Lynne began her career two decades ago as a big-voiced Nashville wild child, but these days she’s so sure of her technique that she only deploys it rarely, and with great tactical restraint. At times on this album, as on the inherently melodramatic “You Don’t Have to Say You Love Me,” you find yourself wishing Lynne would unleash a bit more of that celebrated vocal firepower, but she’s going for intimacy here, and she generally dials things down from the lush, often bombastic arrangements that characterized Springfield’s recording career.

Working with a lean, supple cocktail-jazz quartet and recording with no overdubs, Lynne takes “I Only Want to Be With You” from its brassy, mid-’60s ebullience into a muted, mid-tempo wariness that some might deride as middlebrow Starbucks fare, but is more accurately a model of mature pop-song interpretation.
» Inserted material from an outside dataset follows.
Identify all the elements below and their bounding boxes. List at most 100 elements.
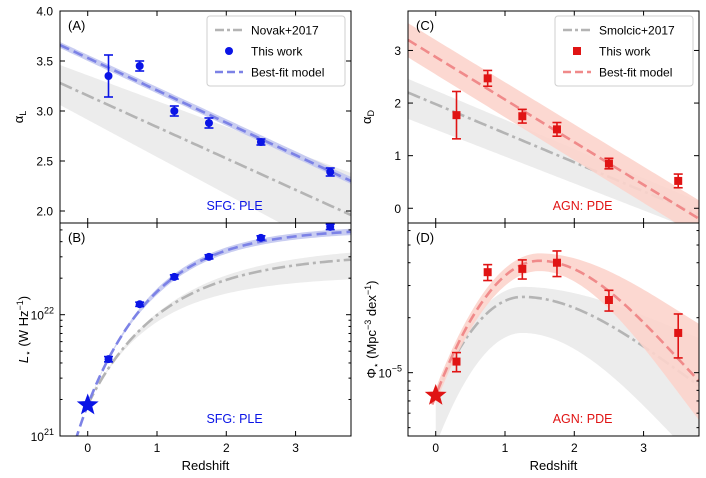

The disc’s best moment, Randy Newman’s “I Don’t Want to Hear It Anymore,” particularly benefits from its stripped-down sound, with its tale of hearbreaking gossip heard through paper-thin walls all the more palpable.

Lynne also shows that she knows when to stick to the Springfield template. Her version of “The Look of Love” falls into its familiar pocket and it remains the sexiest song in the English language. If this album prompts some people to search out Dusty’s original, that’s a great thing, but if they choose to stick with Lynne’s interpretation, they’re certainly not losing out.